One-time Vancouver Canucks forward Peter Schaefer will be returning to the club on a tryout basis after sitting out all of last season, while another former Canuck, center Kyle Wellwood, will try his luck with the Phoenix Coyotes.
Defenseman Shane Hnidy, who played last season with the Minnesota Wild, will be joining Wellwood in Phoenix in hopes of landing a spot on the Coyotes blueline. Former Calgary Flames enforcer Brian McGratton meanwhile will fight for a job with the Boston Bruins.
Former Richard trophy winner Jonathan Cheechoo, who became an unrestricted free agent in June when the Ottawa Senators bought out the final year of his contract, will hope to land a job with the Dallas Stars.
A few veteran scribes puzzled over why a veteran as talented, experienced and respected as the 40-year-old Guerin would be reduced to trying out for a job.
It's a sign of the times under the league’s salary-cap system. Prior to the cap implementation, tryouts by veteran free agents weren’t a common occurrence since teams weren’t encumbered by league-established payroll limitations.
A player of Guerin’s caliber might’ve received a one- or two-year contract from a free-spending team like the Flyers for around $2 million per season without having to bother “trying out” for a position.
Cheechoo, Wellwood and Fedotenko might’ve landed one-year deals worth more than $1 million based on their earlier NHL exploits rather than on their recent struggles, no tryout necessary.
Experienced veterans like Hnidy and McGratton also probably would’ve been signed before or during training camp.
It would’ve been younger players coming from Junior, the minors or from the European leagues having to go through a tryout period.
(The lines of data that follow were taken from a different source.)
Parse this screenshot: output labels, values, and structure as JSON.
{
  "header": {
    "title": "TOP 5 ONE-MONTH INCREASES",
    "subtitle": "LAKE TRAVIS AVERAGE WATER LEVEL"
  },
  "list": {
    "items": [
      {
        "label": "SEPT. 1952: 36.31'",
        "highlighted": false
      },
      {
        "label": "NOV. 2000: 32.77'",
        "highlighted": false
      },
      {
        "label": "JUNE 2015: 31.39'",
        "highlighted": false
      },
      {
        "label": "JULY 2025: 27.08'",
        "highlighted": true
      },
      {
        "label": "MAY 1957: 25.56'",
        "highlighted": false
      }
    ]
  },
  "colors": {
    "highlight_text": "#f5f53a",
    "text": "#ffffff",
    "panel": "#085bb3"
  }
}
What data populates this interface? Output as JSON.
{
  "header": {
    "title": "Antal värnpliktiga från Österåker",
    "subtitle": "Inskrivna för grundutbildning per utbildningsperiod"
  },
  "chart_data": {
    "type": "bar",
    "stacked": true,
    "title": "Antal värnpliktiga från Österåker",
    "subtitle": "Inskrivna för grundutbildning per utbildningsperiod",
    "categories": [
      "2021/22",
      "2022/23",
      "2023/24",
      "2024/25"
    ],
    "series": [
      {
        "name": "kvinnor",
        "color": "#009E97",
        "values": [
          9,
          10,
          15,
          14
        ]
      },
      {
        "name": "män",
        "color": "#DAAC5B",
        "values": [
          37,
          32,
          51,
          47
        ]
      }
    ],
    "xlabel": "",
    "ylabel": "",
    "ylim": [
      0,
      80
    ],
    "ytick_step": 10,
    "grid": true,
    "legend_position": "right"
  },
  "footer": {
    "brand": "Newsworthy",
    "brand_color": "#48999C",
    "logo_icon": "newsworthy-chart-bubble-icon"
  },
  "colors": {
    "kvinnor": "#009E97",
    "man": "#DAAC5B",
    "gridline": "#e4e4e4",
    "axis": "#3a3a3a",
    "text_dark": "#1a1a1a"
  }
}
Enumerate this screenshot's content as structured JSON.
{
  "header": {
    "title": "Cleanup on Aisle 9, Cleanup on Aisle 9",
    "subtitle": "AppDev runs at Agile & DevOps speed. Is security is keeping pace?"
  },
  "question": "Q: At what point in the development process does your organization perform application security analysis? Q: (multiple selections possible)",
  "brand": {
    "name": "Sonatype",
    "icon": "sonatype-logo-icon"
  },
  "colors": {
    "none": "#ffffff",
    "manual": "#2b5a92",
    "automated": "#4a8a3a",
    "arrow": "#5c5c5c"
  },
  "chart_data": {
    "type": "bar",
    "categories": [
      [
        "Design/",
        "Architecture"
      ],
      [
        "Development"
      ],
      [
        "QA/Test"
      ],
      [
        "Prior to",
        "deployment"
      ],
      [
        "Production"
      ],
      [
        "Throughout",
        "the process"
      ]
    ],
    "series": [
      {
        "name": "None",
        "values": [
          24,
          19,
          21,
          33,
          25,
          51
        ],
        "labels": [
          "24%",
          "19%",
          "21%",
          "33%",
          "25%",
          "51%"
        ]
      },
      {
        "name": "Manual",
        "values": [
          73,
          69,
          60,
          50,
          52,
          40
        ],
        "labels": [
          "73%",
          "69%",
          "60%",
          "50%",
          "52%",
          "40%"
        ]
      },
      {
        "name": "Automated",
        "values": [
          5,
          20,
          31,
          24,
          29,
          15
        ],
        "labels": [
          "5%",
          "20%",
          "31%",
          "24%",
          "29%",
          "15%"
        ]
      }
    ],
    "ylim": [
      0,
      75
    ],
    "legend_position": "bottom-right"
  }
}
Under the salary cap, however, there are only so many dollars to go around for free agents, even those as respected as Guerin, and by the time September rolls around those still unsigned find themselves facing stark choices.
They can accept a contract offer for considerably less than they hoped to gain via free agency but at least guarantees a salary and a better shot at a roster spot for the upcoming season. They could also accept a training-camp tryout invitation in hopes of earning a roster spot, which still won’t pay as much as they hoped to make on the free-agent market, but comes with no guarantee of landing a contract. Or they can be patient and hope injuries that arise during training camp, preseason or early into the new season forces desperate general managers to call with job offers.
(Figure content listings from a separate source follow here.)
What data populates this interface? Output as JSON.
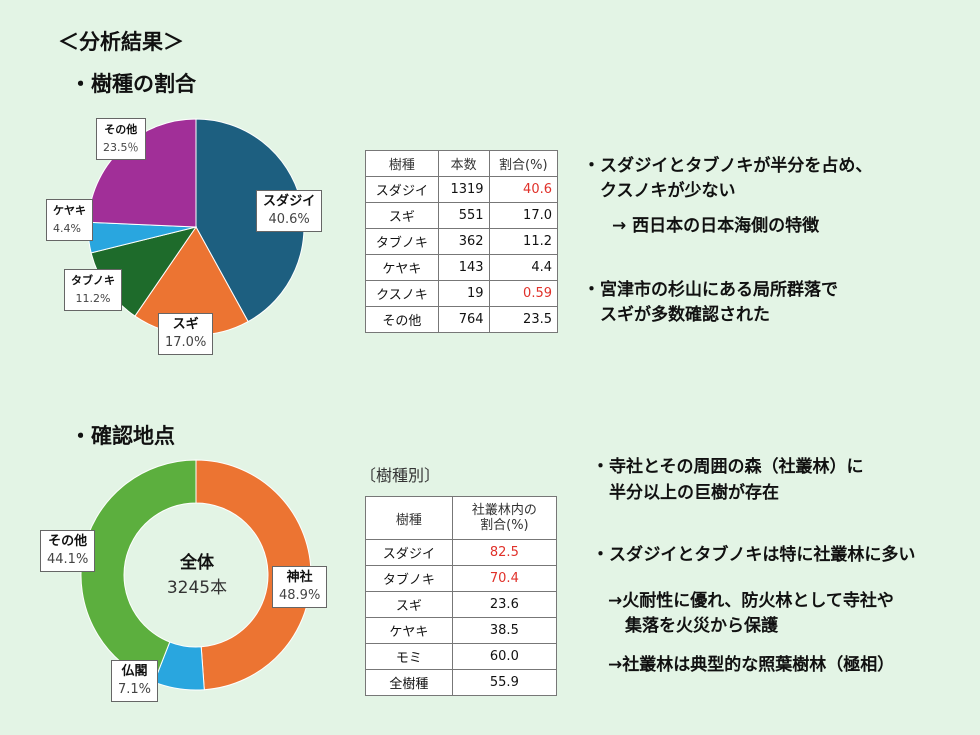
{
  "title": "＜分析結果＞",
  "section1": {
    "heading": "・樹種の割合"
  },
  "section2": {
    "heading": "・確認地点",
    "table_caption": "〔樹種別〕"
  },
  "colors": {
    "sudajii": "#1d5f80",
    "sugi": "#ec7432",
    "tabunoki": "#1e6b2b",
    "keyaki": "#29a6df",
    "other": "#a12f98",
    "jinja": "#ec7432",
    "bukkaku": "#29a6df",
    "sonota": "#5caf3e",
    "highlight": "#e0312a",
    "background": "#e3f4e5"
  },
  "chart_data": [
    {
      "type": "pie",
      "categories": [
        "スダジイ",
        "スギ",
        "タブノキ",
        "ケヤキ",
        "その他"
      ],
      "values": [
        40.6,
        17.0,
        11.2,
        4.4,
        23.5
      ],
      "value_labels": [
        "40.6%",
        "17.0%",
        "11.2%",
        "4.4%",
        "23.5％"
      ],
      "title": ""
    },
    {
      "type": "pie",
      "subtype": "donut",
      "categories": [
        "神社",
        "仏閣",
        "その他"
      ],
      "values": [
        48.9,
        7.1,
        44.1
      ],
      "value_labels": [
        "48.9%",
        "7.1%",
        "44.1%"
      ],
      "center_label": "全体",
      "center_value": "3245本",
      "title": ""
    },
    {
      "type": "table",
      "columns": [
        "樹種",
        "本数",
        "割合(%)"
      ],
      "rows": [
        [
          "スダジイ",
          "1319",
          "40.6"
        ],
        [
          "スギ",
          "551",
          "17.0"
        ],
        [
          "タブノキ",
          "362",
          "11.2"
        ],
        [
          "ケヤキ",
          "143",
          "4.4"
        ],
        [
          "クスノキ",
          "19",
          "0.59"
        ],
        [
          "その他",
          "764",
          "23.5"
        ]
      ],
      "highlighted": [
        "40.6",
        "0.59"
      ]
    },
    {
      "type": "table",
      "columns": [
        "樹種",
        "社叢林内の割合(%)"
      ],
      "column_lines": [
        "社叢林内の",
        "割合(%)"
      ],
      "rows": [
        [
          "スダジイ",
          "82.5"
        ],
        [
          "タブノキ",
          "70.4"
        ],
        [
          "スギ",
          "23.6"
        ],
        [
          "ケヤキ",
          "38.5"
        ],
        [
          "モミ",
          "60.0"
        ],
        [
          "全樹種",
          "55.9"
        ]
      ],
      "highlighted": [
        "82.5",
        "70.4"
      ]
    }
  ],
  "notes1": [
    "・スダジイとタブノキが半分を占め、",
    "　クスノキが少ない",
    "→ 西日本の日本海側の特徴",
    "・宮津市の杉山にある局所群落で",
    "　スギが多数確認された"
  ],
  "notes2": [
    "・寺社とその周囲の森（社叢林）に",
    "　半分以上の巨樹が存在",
    "・スダジイとタブノキは特に社叢林に多い",
    "→火耐性に優れ、防火林として寺社や",
    "　集落を火災から保護",
    "→社叢林は典型的な照葉樹林（極相）"
  ]
}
Signing up to play in Europe is another option but they’ll have to move quickly at this time of the year. Most European leagues have already started their seasons and have limits on how many “imported players” they’re allowed to sign.
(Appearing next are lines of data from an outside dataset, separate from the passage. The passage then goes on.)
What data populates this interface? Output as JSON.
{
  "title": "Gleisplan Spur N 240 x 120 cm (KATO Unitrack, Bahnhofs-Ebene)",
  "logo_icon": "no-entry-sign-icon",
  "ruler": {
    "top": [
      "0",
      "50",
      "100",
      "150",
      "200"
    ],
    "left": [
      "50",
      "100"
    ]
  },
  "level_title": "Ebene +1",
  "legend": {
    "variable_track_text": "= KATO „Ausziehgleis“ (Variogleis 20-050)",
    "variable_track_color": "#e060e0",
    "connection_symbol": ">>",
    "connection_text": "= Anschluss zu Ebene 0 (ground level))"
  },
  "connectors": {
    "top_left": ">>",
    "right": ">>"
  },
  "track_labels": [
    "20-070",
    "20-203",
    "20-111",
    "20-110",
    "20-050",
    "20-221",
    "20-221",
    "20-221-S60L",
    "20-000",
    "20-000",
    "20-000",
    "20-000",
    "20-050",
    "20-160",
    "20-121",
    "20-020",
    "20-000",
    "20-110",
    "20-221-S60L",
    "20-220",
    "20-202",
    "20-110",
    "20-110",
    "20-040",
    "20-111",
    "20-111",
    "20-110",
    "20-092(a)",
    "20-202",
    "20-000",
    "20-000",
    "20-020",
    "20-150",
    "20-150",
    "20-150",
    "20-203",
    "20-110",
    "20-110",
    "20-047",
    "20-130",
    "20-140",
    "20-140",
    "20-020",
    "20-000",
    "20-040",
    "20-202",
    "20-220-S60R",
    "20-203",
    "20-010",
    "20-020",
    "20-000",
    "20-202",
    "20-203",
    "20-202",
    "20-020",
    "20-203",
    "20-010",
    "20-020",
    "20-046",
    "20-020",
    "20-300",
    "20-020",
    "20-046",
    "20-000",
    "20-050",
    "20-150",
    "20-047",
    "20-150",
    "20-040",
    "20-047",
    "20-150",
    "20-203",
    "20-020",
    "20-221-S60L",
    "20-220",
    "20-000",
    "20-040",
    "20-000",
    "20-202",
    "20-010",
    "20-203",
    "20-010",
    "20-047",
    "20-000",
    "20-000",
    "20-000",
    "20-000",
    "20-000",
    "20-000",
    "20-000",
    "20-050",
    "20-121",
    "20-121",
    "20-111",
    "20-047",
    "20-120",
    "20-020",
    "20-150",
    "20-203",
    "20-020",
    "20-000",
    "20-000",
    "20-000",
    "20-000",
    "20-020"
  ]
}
If those options fail to pan out the only one left is retirement, which many unsigned 30-something players are loath to consider.
Veteran Darcy Tucker would be in that group. The Toronto Sun recently reported Tucker’s agent said the 14-year winger hasn’t received any contract offers or training camp invitations. While he’s training on his own in hopes of playing, Tucker is also preparing for the possibility he might not.
It’s not a situation Tucker wants, but it’s the harsh reality of today’s salary-cap world where teams prefer to invest more in the long-term futures of young, affordable players than in aging veterans whose best years are behind them and become a risky investment of cap space.